I have a replication error writing to Tachyon from Spark. Is there any way to specify it needs no replication?
15/10/17 08:45:21 WARN org.apache.hadoop.hdfs.DFSClient: DataStreamer Exception
org.apache.hadoop.ipc.RemoteException(java.io.IOException): File /tmp/tachyon/workers/1445071000001/3/8 could only be replicated to 0 nodes instead of minReplication (=1).
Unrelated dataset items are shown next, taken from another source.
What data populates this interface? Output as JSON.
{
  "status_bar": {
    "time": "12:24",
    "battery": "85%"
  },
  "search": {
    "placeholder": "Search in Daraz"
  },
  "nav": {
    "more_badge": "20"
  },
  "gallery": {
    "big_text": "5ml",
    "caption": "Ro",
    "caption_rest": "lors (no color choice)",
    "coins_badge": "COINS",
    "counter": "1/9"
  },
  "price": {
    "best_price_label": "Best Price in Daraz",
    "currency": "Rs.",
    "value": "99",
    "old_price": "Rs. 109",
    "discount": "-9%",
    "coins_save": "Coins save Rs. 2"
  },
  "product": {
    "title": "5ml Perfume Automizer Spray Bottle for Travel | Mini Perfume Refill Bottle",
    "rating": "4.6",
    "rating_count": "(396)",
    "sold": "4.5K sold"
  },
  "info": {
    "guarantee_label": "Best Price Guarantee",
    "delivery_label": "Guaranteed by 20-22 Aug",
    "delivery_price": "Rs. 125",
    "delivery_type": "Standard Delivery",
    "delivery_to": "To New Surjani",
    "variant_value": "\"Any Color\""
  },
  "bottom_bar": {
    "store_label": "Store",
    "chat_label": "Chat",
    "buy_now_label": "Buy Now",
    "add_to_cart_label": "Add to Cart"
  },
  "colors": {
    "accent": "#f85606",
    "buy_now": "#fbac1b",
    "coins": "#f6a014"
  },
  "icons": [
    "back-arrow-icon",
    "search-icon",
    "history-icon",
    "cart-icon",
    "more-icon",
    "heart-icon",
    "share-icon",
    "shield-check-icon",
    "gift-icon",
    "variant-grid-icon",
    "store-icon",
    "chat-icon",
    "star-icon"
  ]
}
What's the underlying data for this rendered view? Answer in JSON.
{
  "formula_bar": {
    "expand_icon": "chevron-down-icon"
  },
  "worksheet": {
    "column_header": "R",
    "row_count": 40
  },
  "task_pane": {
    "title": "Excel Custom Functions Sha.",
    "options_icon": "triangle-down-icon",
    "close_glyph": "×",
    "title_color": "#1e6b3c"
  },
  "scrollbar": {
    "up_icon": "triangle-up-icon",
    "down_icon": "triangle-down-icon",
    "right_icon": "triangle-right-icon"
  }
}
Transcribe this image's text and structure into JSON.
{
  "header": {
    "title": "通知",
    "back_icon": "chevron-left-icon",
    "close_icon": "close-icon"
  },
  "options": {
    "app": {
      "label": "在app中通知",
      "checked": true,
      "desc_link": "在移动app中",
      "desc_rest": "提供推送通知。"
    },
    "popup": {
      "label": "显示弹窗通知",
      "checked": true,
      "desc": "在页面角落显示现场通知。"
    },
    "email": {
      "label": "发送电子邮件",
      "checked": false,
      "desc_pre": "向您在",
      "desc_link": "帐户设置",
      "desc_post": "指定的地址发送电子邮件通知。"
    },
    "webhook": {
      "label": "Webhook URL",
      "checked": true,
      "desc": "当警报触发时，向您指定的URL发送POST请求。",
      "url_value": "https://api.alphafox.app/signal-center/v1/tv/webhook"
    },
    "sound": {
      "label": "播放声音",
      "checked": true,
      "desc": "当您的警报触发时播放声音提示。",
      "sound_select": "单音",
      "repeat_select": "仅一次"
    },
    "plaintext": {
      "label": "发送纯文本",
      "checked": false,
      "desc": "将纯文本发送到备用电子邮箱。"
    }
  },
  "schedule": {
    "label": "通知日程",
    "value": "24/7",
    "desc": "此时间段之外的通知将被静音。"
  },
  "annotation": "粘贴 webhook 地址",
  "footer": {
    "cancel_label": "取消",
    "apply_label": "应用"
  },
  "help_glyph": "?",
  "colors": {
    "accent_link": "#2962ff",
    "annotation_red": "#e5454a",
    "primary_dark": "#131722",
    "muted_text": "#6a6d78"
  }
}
There are 0 datanode(s) running and no node(s) are excluded in this operation.
at org.apache.hadoop.hdfs.server.blockmanagement.BlockManager.chooseTarget4NewBlock(BlockManager.java:1550)
at org.apache.hadoop.hdfs.server.namenode.FSNamesystem.getNewBlockTargets(FSNamesystem.java:3110)
The portion of the log I printed is just a warning, but a Spark error follows immediately.
I checked the Tachyon config docs, and found something that might be causing this:
tachyon.underfs.hdfs.impl "org.apache.hadoop.hdfs.DistributedFileSystem"
Given that this is all on a Dataproc master node, with Hadoop preinstalled and HDFS working with Spark, I would think that this is a problem solvable from within Tachyon.
You can adjust default replication by manually setting dfs.replication
inside /etc/hadoop/conf/hdfs-site.xml
to some value other than Dataproc's default of 2
. Setting it just on your master should at least cover driver calls, hadoop fs
calls, and it appears to correctly propagate into hadoop distcp
calls as well so most likely you don't need to worry about also setting it on every worker as long as workers are getting their FileSystem configs from job-scoped configurations.
Note that replication of 1
already means a single copy of the data in total, rather than meaning "one replica in addition to the main copy". So, replication can't really go lower than 1. The minimum replication is controlled with dfs.namenode.replication.min
in the same hdfs-site.xml
; you can see it referenced here in BlockManager.java
.